Don’t know who Judge Dredd is? That’ll be 6 months, creep, for lying to an officer.
Dredd is the UK’s best-known comic book character, but if you’re not into comics then you probably only know him from the utterly regrettable Stallone movie. With another movie in the works and fan hopes high, it’s a good time for Tin Man Games’ Judge Dredd: Countdown Sector 106 ($0.99).
Judge Dredd had been arresting perps — and shooting them in cold blood — since 1977, and reflects the cold war paranoia of the time through the satirical lens of British humor. You see, the comic book is British, but the character is American. Dredd is part of the dictatorial government of post-apocalyptic Mega-City One. He (and the other Judges) are literally judge, jury, and executioner, enforcing the impossibly strict law brutally in a society where possession of coffee or sugar is a crime and unemployment is over 90%.

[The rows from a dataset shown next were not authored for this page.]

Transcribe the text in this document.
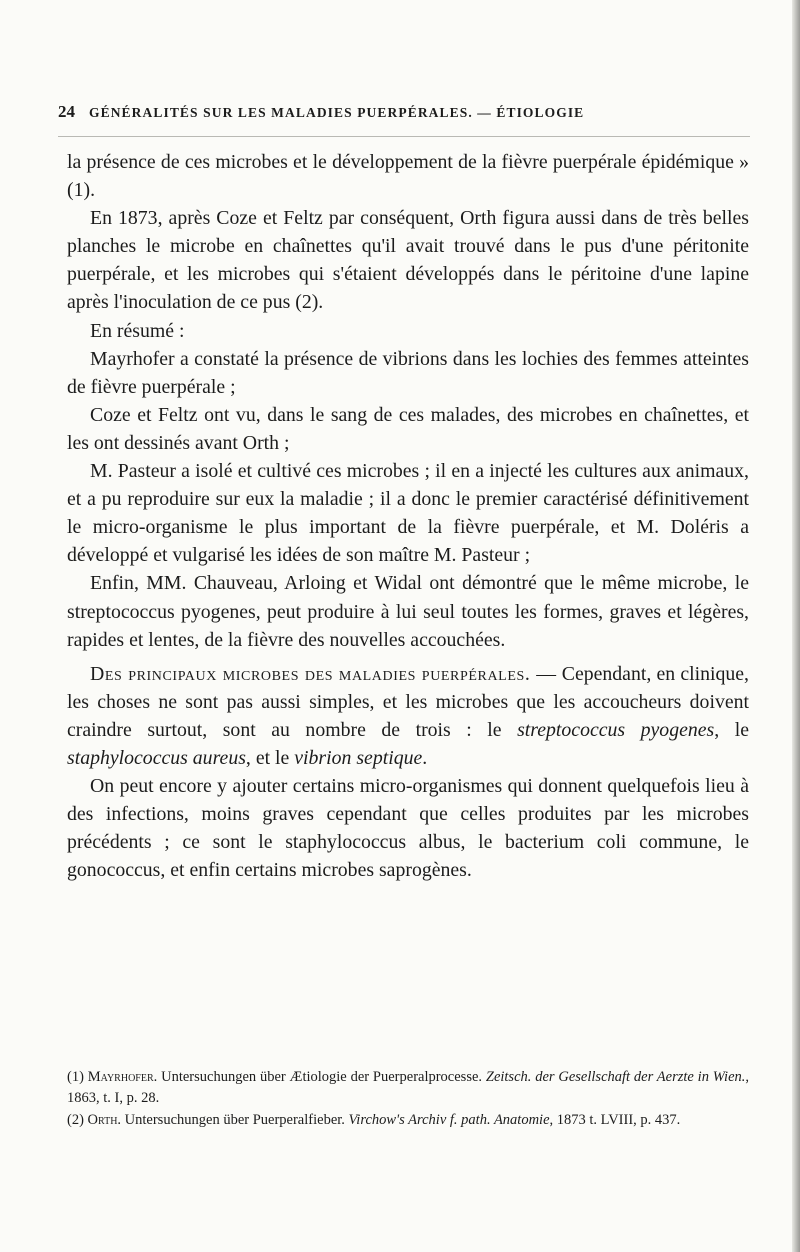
24 GÉNÉRALITÉS SUR LES MALADIES PUERPÉRALES. — ÉTIOLOGIE

la présence de ces microbes et le développement de la fièvre puerpérale épidémique » (1).

En 1873, après Coze et Feltz par conséquent, Orth figura aussi dans de très belles planches le microbe en chaînettes qu'il avait trouvé dans le pus d'une péritonite puerpérale, et les microbes qui s'étaient développés dans le péritoine d'une lapine après l'inoculation de ce pus (2).

En résumé :

Mayrhofer a constaté la présence de vibrions dans les lochies des femmes atteintes de fièvre puerpérale ;

Coze et Feltz ont vu, dans le sang de ces malades, des microbes en chaînettes, et les ont dessinés avant Orth ;

M. Pasteur a isolé et cultivé ces microbes ; il en a injecté les cultures aux animaux, et a pu reproduire sur eux la maladie ; il a donc le premier caractérisé définitivement le micro-organisme le plus important de la fièvre puerpérale, et M. Doléris a développé et vulgarisé les idées de son maître M. Pasteur ;

Enfin, MM. Chauveau, Arloing et Widal ont démontré que le même microbe, le streptococcus pyogenes, peut produire à lui seul toutes les formes, graves et légères, rapides et lentes, de la fièvre des nouvelles accouchées.

Des principaux microbes des maladies puerpérales. — Cependant, en clinique, les choses ne sont pas aussi simples, et les microbes que les accoucheurs doivent craindre surtout, sont au nombre de trois : le streptococcus pyogenes, le staphylococcus aureus, et le vibrion septique.

On peut encore y ajouter certains micro-organismes qui donnent quelquefois lieu à des infections, moins graves cependant que celles produites par les microbes précédents ; ce sont le staphylococcus albus, le bacterium coli commune, le gonococcus, et enfin certains microbes saprogènes.

(1) Mayrhofer. Untersuchungen über Ætiologie der Puerperalprocesse. Zeitsch. der Gesellschaft der Aerzte in Wien., 1863, t. I, p. 28.

(2) Orth. Untersuchungen über Puerperalfieber. Virchow's Archiv f. path. Anatomie, 1873 t. LVIII, p. 437.
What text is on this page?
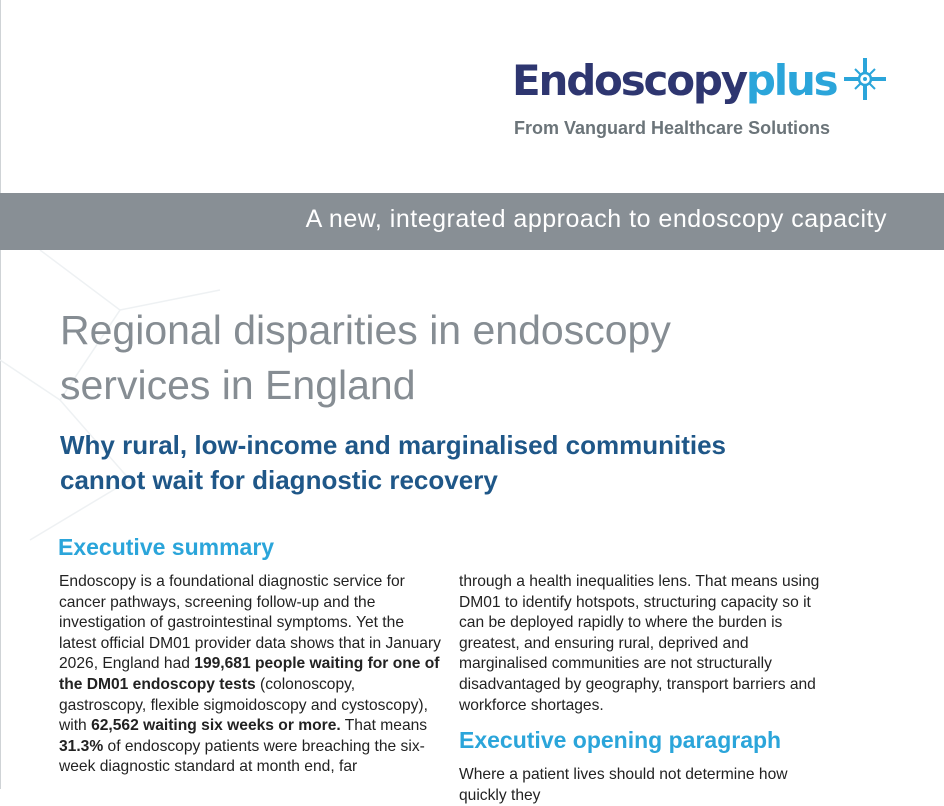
Endoscopyplus
From Vanguard Healthcare Solutions
A new, integrated approach to endoscopy capacity
Regional disparities in endoscopy
services in England
Why rural, low-income and marginalised communities
cannot wait for diagnostic recovery
Executive summary

Endoscopy is a foundational diagnostic service for cancer pathways, screening follow-up and the investigation of gastrointestinal symptoms. Yet the latest official DM01 provider data shows that in January 2026, England had 199,681 people waiting for one of the DM01 endoscopy tests (colonoscopy, gastroscopy, flexible sigmoidoscopy and cystoscopy), with 62,562 waiting six weeks or more. That means 31.3% of endoscopy patients were breaching the six-week diagnostic standard at month end, far

through a health inequalities lens. That means using DM01 to identify hotspots, structuring capacity so it can be deployed rapidly to where the burden is greatest, and ensuring rural, deprived and marginalised communities are not structurally disadvantaged by geography, transport barriers and workforce shortages.

Executive opening paragraph

Where a patient lives should not determine how quickly they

I’ve always seen Dredd as a parody of the American obsession with gun-toting “antiheroes" with massive body counts, and while Tin Man Games’ gamebook version of Judge Dredd captures the argot and atmosphere of Mega-City One, it wasn’t the biting satire I’d hoped for.
As in the comic, Dredd’s brutality is justified with the threat of annihilation should he fail. It really isn’t a spoiler to say that all of Sector 106 goes up in a mushroom cloud if you die – make that when you die, repeatedly, in gun battles and pitched melees.
Tin Man’s gamebook system is as top-drawer as ever, with everything you love from their Fantasy titles, plus art in the distinctive 2000AD style, and a new system for firefights in which you often get to choose between taking the easy shot (but risking return fire) and going for two or more perps with one trick shot.
You can customize the text, choosing from a range of fonts and sizes, a feature I wish every iOS game had. Too many Universal apps are optimized for readability on the iPad, with iPhone readability an afterthought. The only flaw is the small size of the decision icons, which are about as big as a capital letter “O" (and scale with the font). It would be easy to play one-handed on a iPhone or iPod touch if the icons were larger.
Writing a game with a well-defined protagonist is tricky, and Judge Dredd makes an effort to balance player choice with the protagonist’s defined traits. The problem is that, at his best, Dredd is cold but angry, distant, and unintentionally funny. Playing from inside his head has an inconsistent feel, and I can’t help but wonder if it might have been easier to make the player a “generic" Judge and leave more of the ethical decision-making to the player.
Occasionally the game tries to reassure you that Dredd is a good guy, as when the narration stresses that Dredd is only bluffing when he threatens to break a suspected perp’s arm. More often, his merciless enforcement of the law takes the front: after saving a juve (child) from an alien cat-monster, you sentence her to two weeks in an iso-cube for trespassing in an abandoned building. In neither case do you have any choice in the matter.
The game’s plot turns on an influx of cheap-looking contraband baubles called “the Voice of Dredd", that play a range of tinny clips of the Judge’s catchphrases and feature something a bit like a Judge Dredd bobblehead on top. One perp says you can flick the Dredd-head when you’re annoyed, and nearly gets an extended sentence for his cheek.
The humor hovers on that level, a mix of pop-culture references, tough guy ‘tude and “Jackass" worthy stunts. Maybe that, combined with shooting punks and rudeboys, coshing juves, and riding a AI motorcycle equipped with machine guns and a laser, is enough. If you’re into the Judge, you’ll recognize him here. It just isn’t one of his finest moments.